The reported also revealed the camp had exploited the prisoners as a labour force.
Laws stipulate prisoners work not more than six hours a day with no more than two hours of overtime. But Masanjia inmates claimed prisoners were engaged in garment manufacture for 12 to 14 hours every day starting from 5am and were beaten if they were too slow or their work did not meet required standards.
Prisoners also claimed they were responsible for building roads and farming 2,500 acres of land, growing corn and cotton.
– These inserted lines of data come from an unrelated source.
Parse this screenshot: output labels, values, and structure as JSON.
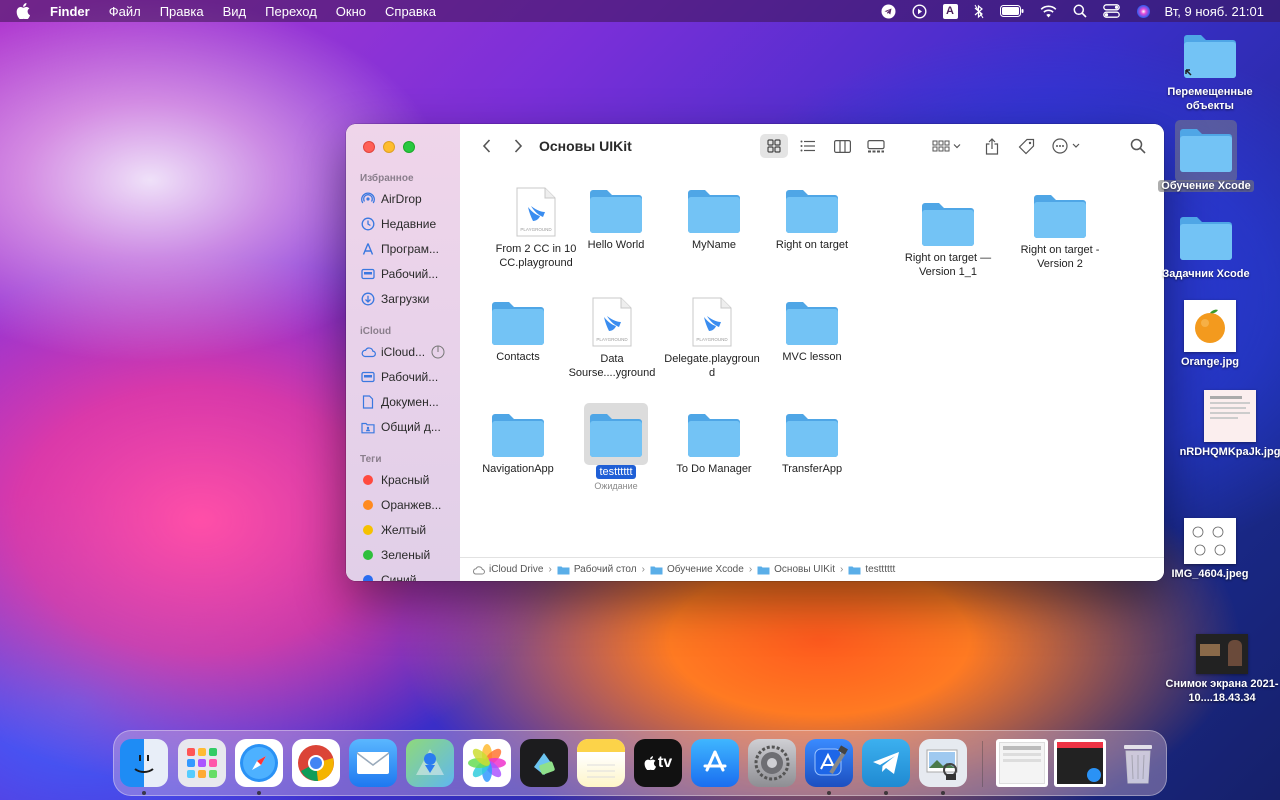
{
  "menubar": {
    "app": "Finder",
    "items": [
      "Файл",
      "Правка",
      "Вид",
      "Переход",
      "Окно",
      "Справка"
    ],
    "clock": "Вт, 9 нояб.  21:01",
    "input_indicator": "A"
  },
  "window": {
    "title": "Основы UIKit",
    "sidebar": {
      "favorites_header": "Избранное",
      "favorites": [
        {
          "label": "AirDrop",
          "icon": "airdrop-icon"
        },
        {
          "label": "Недавние",
          "icon": "clock-icon"
        },
        {
          "label": "Програм...",
          "icon": "applications-icon"
        },
        {
          "label": "Рабочий...",
          "icon": "desktop-icon"
        },
        {
          "label": "Загрузки",
          "icon": "downloads-icon"
        }
      ],
      "icloud_header": "iCloud",
      "icloud": [
        {
          "label": "iCloud...",
          "icon": "cloud-icon"
        },
        {
          "label": "Рабочий...",
          "icon": "desktop-icon"
        },
        {
          "label": "Докумен...",
          "icon": "document-icon"
        },
        {
          "label": "Общий д...",
          "icon": "shared-folder-icon"
        }
      ],
      "tags_header": "Теги",
      "tags": [
        {
          "label": "Красный",
          "color": "#ff4a3f"
        },
        {
          "label": "Оранжев...",
          "color": "#ff8a1f"
        },
        {
          "label": "Желтый",
          "color": "#f5c100"
        },
        {
          "label": "Зеленый",
          "color": "#2fbf3c"
        },
        {
          "label": "Синий",
          "color": "#2a6cf0"
        }
      ]
    },
    "items": [
      {
        "label": "From 2 CC in 10 CC.playground",
        "type": "playground",
        "badge": "PLAYGROUND"
      },
      {
        "label": "Hello World",
        "type": "folder"
      },
      {
        "label": "MyName",
        "type": "folder"
      },
      {
        "label": "Right on target",
        "type": "folder"
      },
      {
        "label": "Right on target — Version 1_1",
        "type": "folder"
      },
      {
        "label": "Right on target - Version 2",
        "type": "folder"
      },
      {
        "label": "Contacts",
        "type": "folder"
      },
      {
        "label": "Data Sourse....yground",
        "type": "playground",
        "badge": "PLAYGROUND"
      },
      {
        "label": "Delegate.playground",
        "type": "playground",
        "badge": "PLAYGROUND"
      },
      {
        "label": "MVC lesson",
        "type": "folder"
      },
      {
        "label": "NavigationApp",
        "type": "folder"
      },
      {
        "label": "testttttt",
        "type": "folder",
        "selected": true,
        "status": "Ожидание"
      },
      {
        "label": "To Do Manager",
        "type": "folder"
      },
      {
        "label": "TransferApp",
        "type": "folder"
      }
    ],
    "pathbar": [
      "iCloud Drive",
      "Рабочий стол",
      "Обучение Xcode",
      "Основы UIKit",
      "testttttt"
    ]
  },
  "desktop": [
    {
      "label": "Перемещенные объекты",
      "type": "folder"
    },
    {
      "label": "Обучение Xcode",
      "type": "folder",
      "selected": true
    },
    {
      "label": "Задачник Xcode",
      "type": "folder"
    },
    {
      "label": "Orange.jpg",
      "type": "image"
    },
    {
      "label": "nRDHQMKpaJk.jpg",
      "type": "image"
    },
    {
      "label": "IMG_4604.jpeg",
      "type": "image"
    },
    {
      "label": "Снимок экрана 2021-10....18.43.34",
      "type": "image"
    }
  ],
  "dock": {
    "apps": [
      "finder",
      "launchpad",
      "safari",
      "chrome",
      "mail",
      "maps",
      "photos",
      "xcode-tools",
      "notes",
      "tv",
      "app-store",
      "system-preferences",
      "xcode",
      "telegram",
      "preview"
    ],
    "tv_label": "tv"
  },
  "colors": {
    "folder_blue": "#6fc0f2",
    "selection_blue": "#1f5fd6"
  }
}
Peng Daiming, the former deputy administrator of the camp, said there were over 5,000 prisoners at one point, generating almost 100 million yuan (HK$125 million) a year, while each prisoner was paid nothing.
According to the
Prisoners were also forced to pay for medical treatment, which was supposed to be free, with the health of many prisoners worsening during their time of incarceration as the facility did not have adequate medical equipment and prisoners were not allowed to receive treatment outside.
Sick and disabled prisoners were still required to work regardless of the severity of their symptoms or the impact of labour on their conditions.
Many claims reported by Lens appeared to echo those of the outlawed Falun Gong. Long labelled a “cult” by the Chinese government, the Falun Gong has long accused the government of imprisoning and torturing hundreds of its practitioners in the same labour camp.
The report, a rare look inside a Chinese labour camp, did not last long in the Chinese cyber sphere. It was taken down by all Chinese news portals except one as of Monday afternoon, only hours after it was put online and widely reposted.
In January, China’s senior legal official Meng Jianzhu hinted the government would reform the “re-education through labour system” this year, although details were not disclosed.
But in another twist of the events, state-owned news portal Nen.com.cn said in a brief on Monday evening that the Liaoning government had paid a high degree of attention to the allegations. It said the government had formed a joint panel consisting of Department of Justice, Provincial bureau of reform-through-labour administration, and local procuratorial organs “to conduct an objective, transparent and just investigation on the relevant contents in the report.”